There may be net new accounts showing buyer intent but they fall outside your pre-defined ICP. Segment these accounts and increase your sales pipeline. If your company doesn't have a lot of data, this use case can help you change or define your ICP criteria and help your sales pipeline.
Buy-In: Bring Your Teams Together
For all the teams to come together and work towards the same business goals and objectives, you need to get buy-in from the C-suite of your company. Only your leadership can drive your sales and teams to break silos and work with the mindset of establishing processes and using tactics that can create harmony between them. Ensure that the teams understand what you want to achieve with intent data for ABM. Share it with them and align on a follow-up strategy, metrics, and key accounts. Set up training programs so that your teams understand the newness and precision that intent data will bring to account-based marketing.

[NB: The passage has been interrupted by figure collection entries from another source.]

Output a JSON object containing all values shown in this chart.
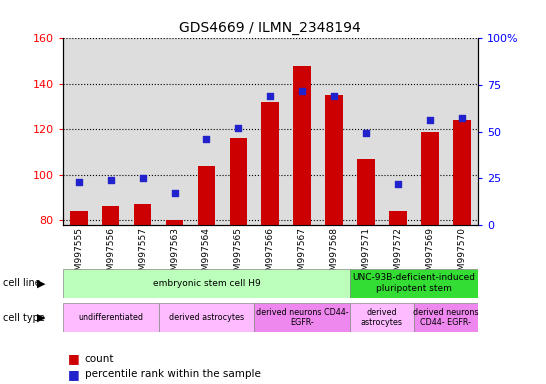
{
  "title": "GDS4669 / ILMN_2348194",
  "samples": [
    "GSM997555",
    "GSM997556",
    "GSM997557",
    "GSM997563",
    "GSM997564",
    "GSM997565",
    "GSM997566",
    "GSM997567",
    "GSM997568",
    "GSM997571",
    "GSM997572",
    "GSM997569",
    "GSM997570"
  ],
  "count_values": [
    84,
    86,
    87,
    80,
    104,
    116,
    132,
    148,
    135,
    107,
    84,
    119,
    124
  ],
  "percentile_values": [
    23,
    24,
    25,
    17,
    46,
    52,
    69,
    72,
    69,
    49,
    22,
    56,
    57
  ],
  "ylim_left": [
    78,
    160
  ],
  "ylim_right": [
    0,
    100
  ],
  "yticks_left": [
    80,
    100,
    120,
    140,
    160
  ],
  "yticks_right": [
    0,
    25,
    50,
    75,
    100
  ],
  "ytick_right_labels": [
    "0",
    "25",
    "50",
    "75",
    "100%"
  ],
  "bar_color": "#cc0000",
  "dot_color": "#2222cc",
  "bar_bottom": 78,
  "cell_line_data": [
    {
      "label": "embryonic stem cell H9",
      "start": 0,
      "end": 9,
      "color": "#bbffbb"
    },
    {
      "label": "UNC-93B-deficient-induced\npluripotent stem",
      "start": 9,
      "end": 13,
      "color": "#33dd33"
    }
  ],
  "cell_type_data": [
    {
      "label": "undifferentiated",
      "start": 0,
      "end": 3,
      "color": "#ffbbff"
    },
    {
      "label": "derived astrocytes",
      "start": 3,
      "end": 6,
      "color": "#ffbbff"
    },
    {
      "label": "derived neurons CD44-\nEGFR-",
      "start": 6,
      "end": 9,
      "color": "#ee88ee"
    },
    {
      "label": "derived\nastrocytes",
      "start": 9,
      "end": 11,
      "color": "#ffbbff"
    },
    {
      "label": "derived neurons\nCD44- EGFR-",
      "start": 11,
      "end": 13,
      "color": "#ee88ee"
    }
  ],
  "col_colors": [
    "#dddddd",
    "#dddddd",
    "#dddddd",
    "#dddddd",
    "#dddddd",
    "#dddddd",
    "#dddddd",
    "#dddddd",
    "#dddddd",
    "#dddddd",
    "#dddddd",
    "#dddddd",
    "#dddddd"
  ],
  "legend_count_color": "#cc0000",
  "legend_pct_color": "#2222cc"
}
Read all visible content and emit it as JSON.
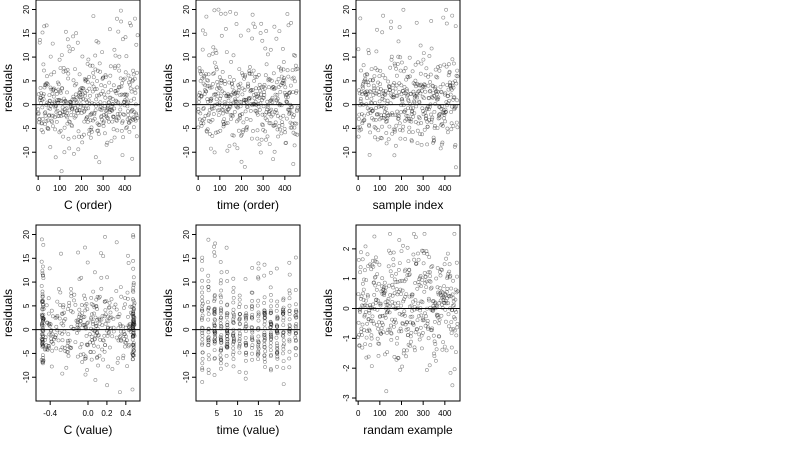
{
  "chart_data": [
    {
      "type": "scatter",
      "xlabel": "C (order)",
      "ylabel": "residuals",
      "xlim": [
        -10,
        470
      ],
      "ylim": [
        -15,
        22
      ],
      "xticks": [
        0,
        100,
        200,
        300,
        400
      ],
      "yticks": [
        -10,
        -5,
        0,
        5,
        10,
        15,
        20
      ],
      "hline": 0,
      "n_points": 460,
      "pattern": "order",
      "seed": 11
    },
    {
      "type": "scatter",
      "xlabel": "time (order)",
      "ylabel": "residuals",
      "xlim": [
        -10,
        470
      ],
      "ylim": [
        -15,
        22
      ],
      "xticks": [
        0,
        100,
        200,
        300,
        400
      ],
      "yticks": [
        -10,
        -5,
        0,
        5,
        10,
        15,
        20
      ],
      "hline": 0,
      "n_points": 460,
      "pattern": "order",
      "seed": 23
    },
    {
      "type": "scatter",
      "xlabel": "sample index",
      "ylabel": "residuals",
      "xlim": [
        -10,
        470
      ],
      "ylim": [
        -15,
        22
      ],
      "xticks": [
        0,
        100,
        200,
        300,
        400
      ],
      "yticks": [
        -10,
        -5,
        0,
        5,
        10,
        15,
        20
      ],
      "hline": 0,
      "n_points": 460,
      "pattern": "order",
      "seed": 37
    },
    {
      "type": "scatter",
      "xlabel": "C (value)",
      "ylabel": "residuals",
      "xlim": [
        -0.55,
        0.55
      ],
      "ylim": [
        -15,
        22
      ],
      "xticks": [
        -0.4,
        0.0,
        0.2,
        0.4
      ],
      "xtick_labels": [
        "-0.4",
        "0.0",
        "0.2",
        "0.4"
      ],
      "yticks": [
        -10,
        -5,
        0,
        5,
        10,
        15,
        20
      ],
      "hline": 0,
      "n_points": 460,
      "pattern": "cvalue",
      "seed": 41
    },
    {
      "type": "scatter",
      "xlabel": "time (value)",
      "ylabel": "residuals",
      "xlim": [
        0,
        25
      ],
      "ylim": [
        -15,
        22
      ],
      "xticks": [
        5,
        10,
        15,
        20
      ],
      "yticks": [
        -10,
        -5,
        0,
        5,
        10,
        15,
        20
      ],
      "hline": 0,
      "n_points": 460,
      "pattern": "tvalue",
      "seed": 53
    },
    {
      "type": "scatter",
      "xlabel": "randam example",
      "ylabel": "residuals",
      "xlim": [
        -10,
        470
      ],
      "ylim": [
        -3.1,
        2.8
      ],
      "xticks": [
        0,
        100,
        200,
        300,
        400
      ],
      "yticks": [
        -3,
        -2,
        -1,
        0,
        1,
        2
      ],
      "hline": 0,
      "n_points": 460,
      "pattern": "random",
      "seed": 67
    }
  ]
}
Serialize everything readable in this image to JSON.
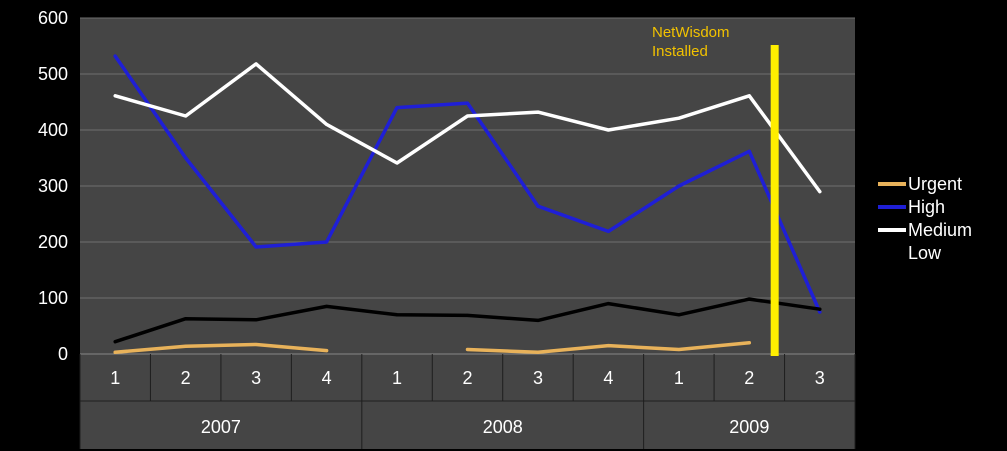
{
  "chart_data": {
    "type": "line",
    "title": "",
    "xlabel": "",
    "ylabel": "",
    "ylim": [
      0,
      600
    ],
    "yticks": [
      "0",
      "100",
      "200",
      "300",
      "400",
      "500",
      "600"
    ],
    "grid": "horizontal",
    "legend": "right",
    "quarters": [
      "1",
      "2",
      "3",
      "4",
      "1",
      "2",
      "3",
      "4",
      "1",
      "2",
      "3"
    ],
    "years": [
      {
        "label": "2007",
        "span": 4
      },
      {
        "label": "2008",
        "span": 4
      },
      {
        "label": "2009",
        "span": 3
      }
    ],
    "series": [
      {
        "name": "Urgent",
        "color": "#e8b25a",
        "values": [
          3,
          14,
          17,
          6,
          null,
          8,
          3,
          15,
          8,
          20,
          null
        ]
      },
      {
        "name": "High",
        "color": "#1f1fd6",
        "values": [
          532,
          350,
          191,
          200,
          440,
          448,
          264,
          219,
          300,
          362,
          75
        ]
      },
      {
        "name": "Medium",
        "color": "#ffffff",
        "values": [
          461,
          425,
          518,
          410,
          341,
          425,
          432,
          400,
          421,
          461,
          290
        ]
      },
      {
        "name": "Low",
        "color": "#000000",
        "values": [
          22,
          63,
          61,
          85,
          70,
          69,
          60,
          90,
          70,
          98,
          80
        ]
      }
    ],
    "annotation": {
      "text_line1": "NetWisdom",
      "text_line2": "Installed",
      "at_x": 9.36,
      "color": "#ffee00",
      "text_color": "#f2c200"
    }
  }
}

Testing: Begin with a Small Pilot
Apply your strategy to a small set of accounts. Involve limited sales team members within your company, probably a team you are closely associated with, to oversee the use of intent data in B2B marketing through your ABM program. This can help you understand where the strategy needs to be tweaked and what approach you need to use while using intent data. Pilot testing is an effective way of streamlining and recording your processes. It can be the foundation for implementing all your intent data initiatives for other sales teams over time. Get everyone on board to analyze the results of your pilot test and then decide on the best way to integrate intent data into your account-based marketing program.
Analysis: Examine the Performance Metrics
To gauge the impact of intent data on your account-based marketing program, you must collect conversion rates before the pilot test. This way, you can compare the before and after rates and examine how intent data helps ABM. Marketing and sales teams can look at what works and eliminate what doesn’t. This learning curve is crucial before you use intent data companywide.

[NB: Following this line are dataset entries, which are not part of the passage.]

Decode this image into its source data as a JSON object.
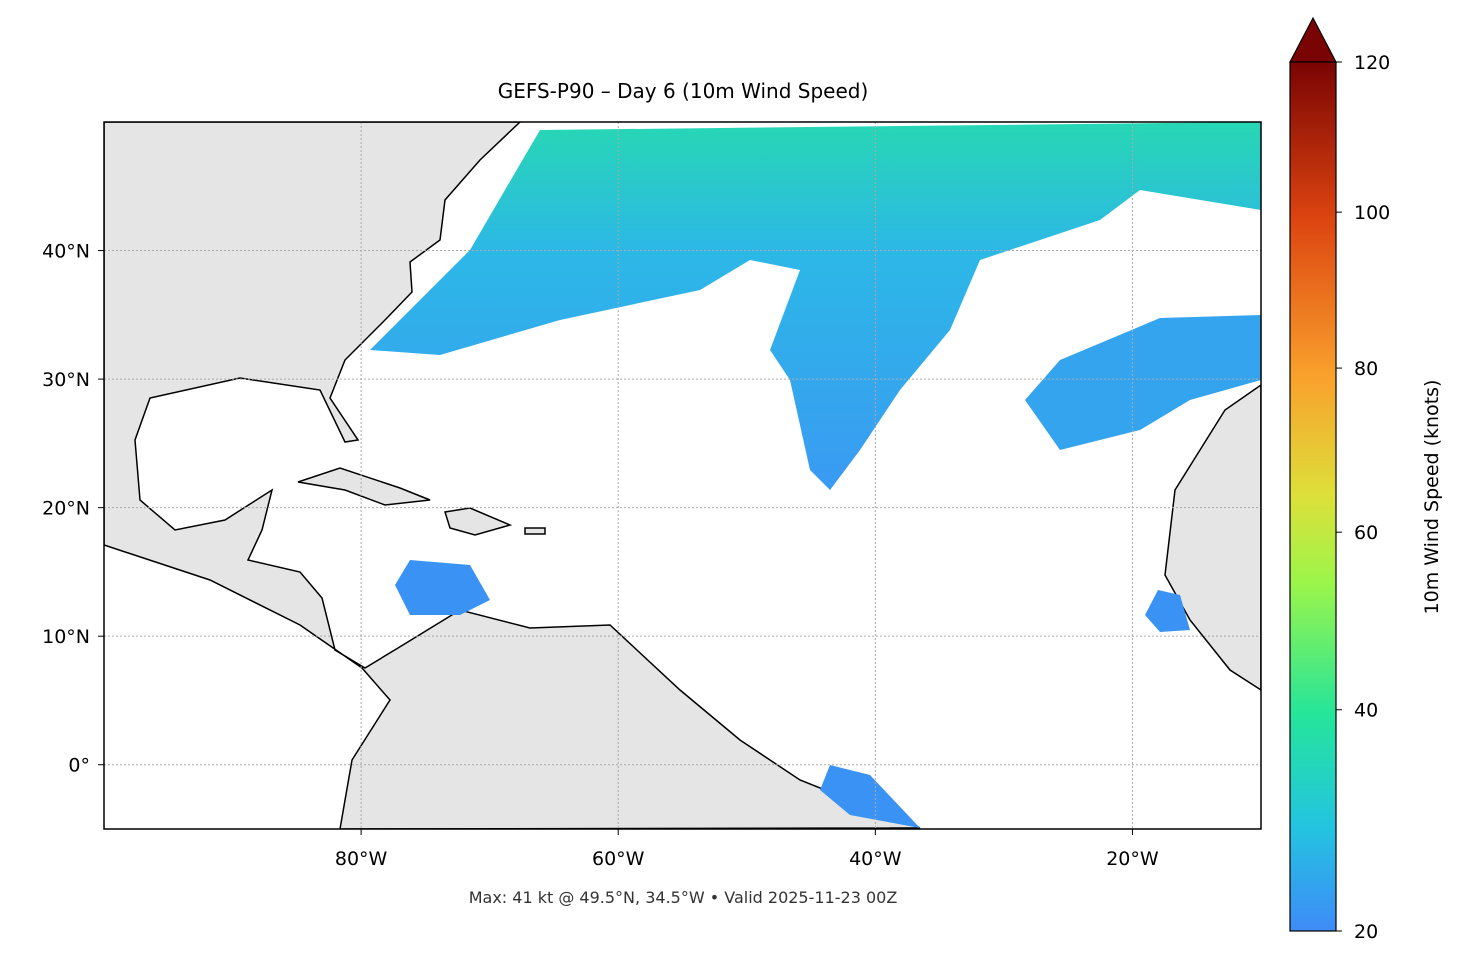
{
  "title": "GEFS-P90 – Day 6 (10m Wind Speed)",
  "map": {
    "xlim": [
      -100,
      -10
    ],
    "ylim": [
      -5,
      50
    ],
    "xticks": [
      {
        "value": -80,
        "label": "80°W"
      },
      {
        "value": -60,
        "label": "60°W"
      },
      {
        "value": -40,
        "label": "40°W"
      },
      {
        "value": -20,
        "label": "20°W"
      }
    ],
    "yticks": [
      {
        "value": 40,
        "label": "40°N"
      },
      {
        "value": 30,
        "label": "30°N"
      },
      {
        "value": 20,
        "label": "20°N"
      },
      {
        "value": 10,
        "label": "10°N"
      },
      {
        "value": 0,
        "label": "0°"
      }
    ],
    "grid": true
  },
  "colorbar": {
    "label": "10m Wind Speed (knots)",
    "lim": [
      20,
      120
    ],
    "gamma": 0.85,
    "ticks": [
      20,
      40,
      60,
      80,
      100,
      120
    ]
  },
  "footer": "Max: 41 kt @ 49.5°N, 34.5°W • Valid 2025-11-23 00Z"
}
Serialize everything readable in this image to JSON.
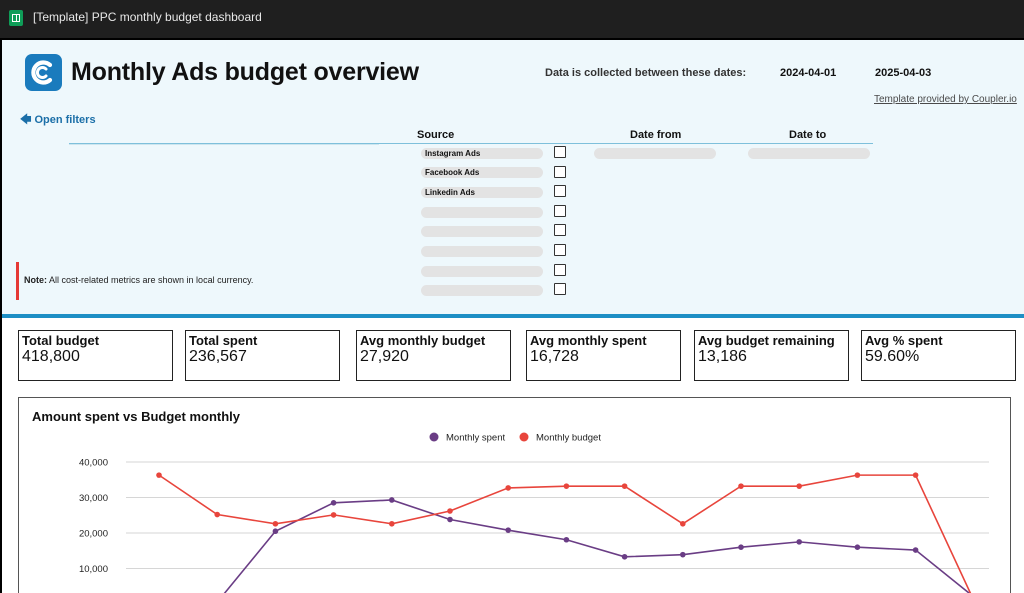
{
  "window": {
    "title": "[Template] PPC monthly budget dashboard"
  },
  "header": {
    "title": "Monthly Ads budget overview",
    "dates_label": "Data is collected between these dates:",
    "date_start": "2024-04-01",
    "date_end": "2025-04-03",
    "template_link": "Template provided by Coupler.io",
    "open_filters": "Open filters"
  },
  "filters": {
    "source_header": "Source",
    "date_from_header": "Date from",
    "date_to_header": "Date to",
    "sources": [
      "Instagram Ads",
      "Facebook Ads",
      "Linkedin Ads",
      "",
      "",
      "",
      "",
      ""
    ]
  },
  "note": {
    "prefix": "Note:",
    "text": " All cost-related metrics are shown in local currency."
  },
  "kpis": [
    {
      "label": "Total budget",
      "value": "418,800"
    },
    {
      "label": "Total spent",
      "value": "236,567"
    },
    {
      "label": "Avg monthly budget",
      "value": "27,920"
    },
    {
      "label": "Avg monthly spent",
      "value": "16,728"
    },
    {
      "label": "Avg budget remaining",
      "value": "13,186"
    },
    {
      "label": "Avg % spent",
      "value": "59.60%"
    }
  ],
  "colors": {
    "spent": "#6a3d85",
    "budget": "#e8453c",
    "accent": "#1d8fc5"
  },
  "chart_data": {
    "type": "line",
    "title": "Amount spent vs Budget monthly",
    "series": [
      {
        "name": "Monthly spent",
        "values": [
          null,
          500,
          20500,
          28500,
          29300,
          23800,
          20800,
          18100,
          13300,
          13900,
          16000,
          17500,
          16000,
          15200,
          2000
        ]
      },
      {
        "name": "Monthly budget",
        "values": [
          36300,
          25200,
          22600,
          25100,
          22600,
          26200,
          32700,
          33200,
          33200,
          22600,
          33200,
          33200,
          36300,
          36300,
          1000
        ]
      }
    ],
    "yticks": [
      "40,000",
      "30,000",
      "20,000",
      "10,000"
    ],
    "ytick_values": [
      40000,
      30000,
      20000,
      10000
    ],
    "grid": true,
    "legend": "top-center"
  }
}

Integration: Collate Your Systems with Intent Data
You can amplify the impact of your data strategy by integrating it with your systems like CRM, marketing automation software, and ABM platform. Through intent-based marketing, you can increase the performance and visibility of your brand throughout the sales funnel. Integration can also spearhead landing deals and expand your account-based strategy across different domains.
Implementing an intent data strategy step-by-step can lead to success and benefit all teams across all departments, increase customer satisfaction, and enable you to scale your business.
Kazoo Saw a 2-3x Increase in Reply Rates after Using Bombora’s Company Surge
Kazoo, an employee experience platform, integrated data from Bombora’s Company Surge buyer intent data tool with its 6sense account engagement platform data. It saw a 2-3x increase in reply rates.
Conclusion
When combined with additional data, B2B intent data can help you develop a scoring model that considers fit and engagement, making it more effective. If you use intent data in B2B marketing correctly, it can be a great way to improve your ABM strategy.
FAQ
How can an intent data strategy enhance ABM?
It can help in ABM marketing by indicating early buyer interest, facilitating content personalization, and helping with creating targeted account lists and lead scoring.
How can sales and marketing teams benefit from intent data?
Sales and marketing teams can use intent data for ABM to create effective go-to-market strategies, accurate target account segmentation, and personalized outreach.
What does intent data do to improve lead scoring?
Intent data provides predictive purchase insights. With the help of this information, you can approach the accounts close to making purchase decisions.